Wichtig ist jedenfalls der Abschluss eines Vertrages zur Auftragsverarbeitung, ohne den es keine Rechtsgrundlage für die Auftragsverarbeitung gibt. Die Vorgaben für solche Verträge sind sehr komplex. Hier die wichtigsten.

Der Auftragsverarbeiter …

… verpflichtet sich, personenbezogene Daten nur nach Weisung des Verantwortlichen zu verarbeiten.

… hat die zur Verarbeitung der personenbezogenen Daten befugten Personen zur Vertraulichkeit zu verpflichten

… hat die Pflicht, alle gemäß DSGVO erforderlichen technischen und organisatorischen Maßnahmen zur Datensicherheit zu ergreifen und deren Einhaltung zu garantieren.
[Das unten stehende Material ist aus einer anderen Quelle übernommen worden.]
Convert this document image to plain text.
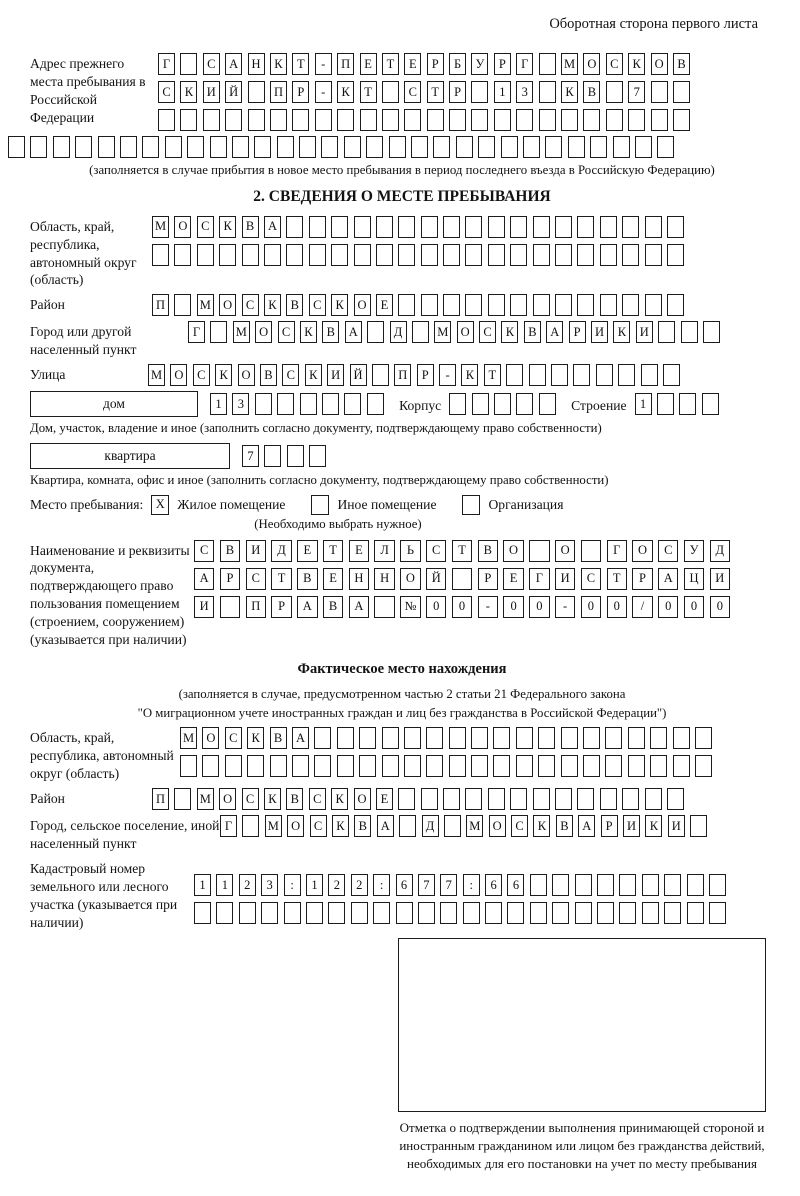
Оборотная сторона первого листа
Адрес прежнего места пребывания в Российской Федерации
Г	С	А	Н	К	Т	-	П	Е	Т	Е	Р	Б	У	Р	Г	М О	С	К	О	В
С	К	И	Й	П	Р	-	К	Т	С	Т	Р	1	3	К	В	7
(заполняется в случае прибытия в новое место пребывания в период последнего въезда в Российскую Федерацию)
2. СВЕДЕНИЯ О МЕСТЕ ПРЕБЫВАНИЯ
Область, край, республика, автономный округ (область)
М О	С	К	В	А
Район	П	М О	С	К	В	С	К	О	Е
Город или другой населенный пункт
Г	М О	С	К	В	А	Д	М О	С	К	В	А	Р	И	К	И
Улица	М О	С	К	О	В	С	К	И	Й	П	Р	-	К	Т
дом	1	3	Корпус	Строение	1
Дом, участок, владение и иное (заполнить согласно документу, подтверждающему право собственности)
квартира	7
Квартира, комната, офис и иное (заполнить согласно документу, подтверждающему право собственности)
Место пребывания: X Жилое помещение	Иное помещение	Организация
(Необходимо выбрать нужное)
Наименование и реквизиты документа, подтверждающего право пользования помещением (строением, сооружением) (указывается при наличии)
С	В	И	Д	Е	Т	Е	Л	Ь	С	Т	В	О	О	Г	О	С	У	Д
А	Р	С	Т	В	Е	Н	Н	О	Й	Р	Е	Г	И	С	Т	Р	А	Ц	И
И	П	Р	А	В	А	№	0	0	-	0	0	-	0	0	/	0	0	0
Фактическое место нахождения
(заполняется в случае, предусмотренном частью 2 статьи 21 Федерального закона
"О миграционном учете иностранных граждан и лиц без гражданства в Российской Федерации")
Область, край, республика, автономный округ (область)
М О	С	К	В	А
Район	П	М О	С	К	В	С	К	О	Е
Город, сельское поселение, иной населенный пункт
Г	М О	С	К	В	А	Д	М О	С	К	В	А	Р	И	К	И
Кадастровый номер земельного или лесного участка (указывается при наличии)
1	1	2	3	:	1	2	2	:	6	7	7	:	6	6
Отметка о подтверждении выполнения принимающей стороной и иностранным гражданином или лицом без гражданства действий, необходимых для его постановки на учет по месту пребывания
… darf weitere Auftragsverarbeiter nur dann beauftragen, wenn dafür eine Genehmigung des Auftraggebers vorliegt.

… verpflichtet sich, alle personenbezogenen Daten nach Beendigung des Auftrages zu löschen oder zurückzugeben, sofern nicht eine gesetzliche Verpflichtung zur Speicherung dieser Daten besteht.

… muss dem Auftraggeber die Möglichkeit geben, die Einhaltung der Vorgaben zu überprüfen.

… muss ein Verzeichnis über alle Verarbeitungstätigkeiten der Auftragsverarbeitung führen und hat dieses ist der Aufsichtsbehörde auf Anfrage zur Verfügung zu stellen.

… muss ggf. einen Datenschutzbeauftragten benennen.

… haftet bei Verletzung seiner Pflichten für die beim Betroffenen eingetretenen immateriellen und materiellen Schäden.

Fazit

Auftragsverarbeiter und Auftraggeber sollten ihre Pflichten nicht auf die leichte Schulter nehmen. Denn werden diese nicht erfüllt, drohen zusätzlich zur oben genannten Haftung je nach Art und Schwere der Pflichtverletzung und unabhängig davon ob ein Schaden eintritt, schmerzhafte Geldbußen.
Wer als Auftragsverarbeiter bzw. Dienstleister gegenüber dem Auftraggeber auf einem korrekten Auftragsverarbeitungsvertrag besteht, ist schon einen großen Schritt weiter.